I should like to know how you & Mother are getting along and if you take Mary rides, & if you have much snow &c. &c. It is about as cold here now as May at home. A little fire is necessary all the time. I went on shore yesterday and a nice walk in the woods. We had such rough weather on the passage, I did not make any of my mince meat into pies till we got here. Now we are having them & they are a real treat. We have plenty of apples yet & vegetables. We can get nothing here—not even a sweet potato.
16th Monday at noon, reached Thunderbolt and a curious looking place it is. We have hauled in along side the bank where we are to discharge 600 bales of hay and then Sam has orders to report to Savannah. The bank and as far as you can see around is filled with soldiers, their arms stacked, and camp fires burning. A number of them have been detailed to help take out the hay upon which they are about commencing. They are constantly embarking for Beaufort in steamers but it takes a long time to move so many men. ¹ This must have been a pretty place before the war but it’s desolating effects show here as everywhere. I am glad that we are not to remain long as it would not be at all desirable. The soldiers are mostly Western men & a ship is quite a curiosity to them. The poor fellows are anxious to buy apples, can peaches, crackers, & all such niceties. Unfortunately we have none & dispose of only enough for our own use.

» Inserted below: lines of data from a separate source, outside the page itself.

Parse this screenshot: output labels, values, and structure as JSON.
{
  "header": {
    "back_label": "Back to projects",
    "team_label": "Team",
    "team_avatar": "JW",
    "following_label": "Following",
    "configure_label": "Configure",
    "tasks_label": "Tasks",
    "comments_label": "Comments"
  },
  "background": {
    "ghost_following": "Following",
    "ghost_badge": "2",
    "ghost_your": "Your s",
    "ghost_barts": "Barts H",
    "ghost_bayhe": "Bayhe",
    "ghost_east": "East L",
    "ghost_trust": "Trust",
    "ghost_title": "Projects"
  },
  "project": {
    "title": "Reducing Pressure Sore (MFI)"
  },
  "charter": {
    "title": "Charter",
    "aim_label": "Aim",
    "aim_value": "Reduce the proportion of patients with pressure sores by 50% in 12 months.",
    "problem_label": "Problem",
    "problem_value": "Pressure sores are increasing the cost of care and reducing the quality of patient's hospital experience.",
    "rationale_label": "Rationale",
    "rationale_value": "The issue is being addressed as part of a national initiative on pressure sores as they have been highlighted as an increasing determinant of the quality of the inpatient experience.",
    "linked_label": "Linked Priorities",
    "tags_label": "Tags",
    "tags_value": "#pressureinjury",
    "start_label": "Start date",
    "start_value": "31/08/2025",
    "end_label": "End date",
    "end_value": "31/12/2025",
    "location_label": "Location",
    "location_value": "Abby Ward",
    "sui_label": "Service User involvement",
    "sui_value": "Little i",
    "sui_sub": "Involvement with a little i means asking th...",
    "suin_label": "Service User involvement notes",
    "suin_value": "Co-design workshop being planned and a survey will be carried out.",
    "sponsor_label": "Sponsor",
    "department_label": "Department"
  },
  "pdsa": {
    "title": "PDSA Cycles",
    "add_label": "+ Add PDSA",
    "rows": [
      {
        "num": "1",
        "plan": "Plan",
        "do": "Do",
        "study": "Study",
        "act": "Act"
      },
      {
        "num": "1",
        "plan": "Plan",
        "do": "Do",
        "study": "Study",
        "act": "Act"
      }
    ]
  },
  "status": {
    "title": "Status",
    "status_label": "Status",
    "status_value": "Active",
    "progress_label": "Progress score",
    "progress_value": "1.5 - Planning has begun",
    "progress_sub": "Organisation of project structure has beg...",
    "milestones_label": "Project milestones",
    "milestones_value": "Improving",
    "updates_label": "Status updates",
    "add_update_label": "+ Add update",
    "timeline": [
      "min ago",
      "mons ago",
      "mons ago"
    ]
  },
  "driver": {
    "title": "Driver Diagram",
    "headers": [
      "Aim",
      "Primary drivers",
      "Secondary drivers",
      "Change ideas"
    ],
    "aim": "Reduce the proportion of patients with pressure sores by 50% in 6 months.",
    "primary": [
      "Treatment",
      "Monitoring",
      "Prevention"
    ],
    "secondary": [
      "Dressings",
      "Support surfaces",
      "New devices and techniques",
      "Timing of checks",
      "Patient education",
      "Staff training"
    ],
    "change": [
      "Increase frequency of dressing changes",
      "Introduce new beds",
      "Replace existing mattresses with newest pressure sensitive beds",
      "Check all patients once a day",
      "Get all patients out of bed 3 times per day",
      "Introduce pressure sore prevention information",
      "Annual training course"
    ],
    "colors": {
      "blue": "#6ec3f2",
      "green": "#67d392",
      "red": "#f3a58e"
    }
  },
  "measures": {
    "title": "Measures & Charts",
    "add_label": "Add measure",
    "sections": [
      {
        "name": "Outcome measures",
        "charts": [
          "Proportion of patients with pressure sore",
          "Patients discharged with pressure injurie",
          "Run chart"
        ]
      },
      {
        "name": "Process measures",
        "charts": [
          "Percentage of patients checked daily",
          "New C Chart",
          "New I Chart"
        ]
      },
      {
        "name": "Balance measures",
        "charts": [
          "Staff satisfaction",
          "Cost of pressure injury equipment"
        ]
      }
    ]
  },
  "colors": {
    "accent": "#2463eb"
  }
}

Has Josephine got over her cold & cough? And how is Aunt Johnson? I should like much to hear. Is Mrs. Allen still with Mary and has she been over to see you yet? Does Georgie receive her “Young Folks” and does she like it? Does Mary Lou come to see you often? I hope she does as well as all the rest of the girls. She & Lilly will soon be thinking of their Spring Term, I suppose. And where is May Hall going? Give much love to Lydia, Mrs. Hall, Margaret, Mary C., & don’t forget Miss Parlin nor any of the good people. Do you hear often from the Philadelphians?
I shall write again from Savannah hoping in the mean time to hear from you.
Not a word of war news or any other do we hear. Hoping you & Martha & Uncle William are all well & getting along nicely. I will say goodbye. Sam sends love to you all. From your affectionate coz, — Sallie
¹ As Sherman turned toward the Carolinas, he had the 15th and 17th Army Corps under General O. O. Howard transported to Beaufort, South Carolina, by vessels that departed from Thunderbolt. Although Beaufort was fewer than forty miles north of Savannah by land, the lack of shallow-draft steamers meant that it took more than a week to transport the 17th Army Corps. Many of these western soldiers had never traveled on the ocean, and many endured sea-sickness on the short voyage. Meanwhile, General Judson Kilpatrick’s cavalry, followed by the 20th and 14th Corps crossed the Savannah River into South Carolina. Sherman himself left Savannah by steamer on January 21, stopped briefly at Hilton Head, then journeyed on to Beaufort, arriving there on January 23. Two days later, he rejoined his army at Pocotaligo, South Carolina, and remained there until the first of February, when Sherman’s army of 60,000 men began their march north.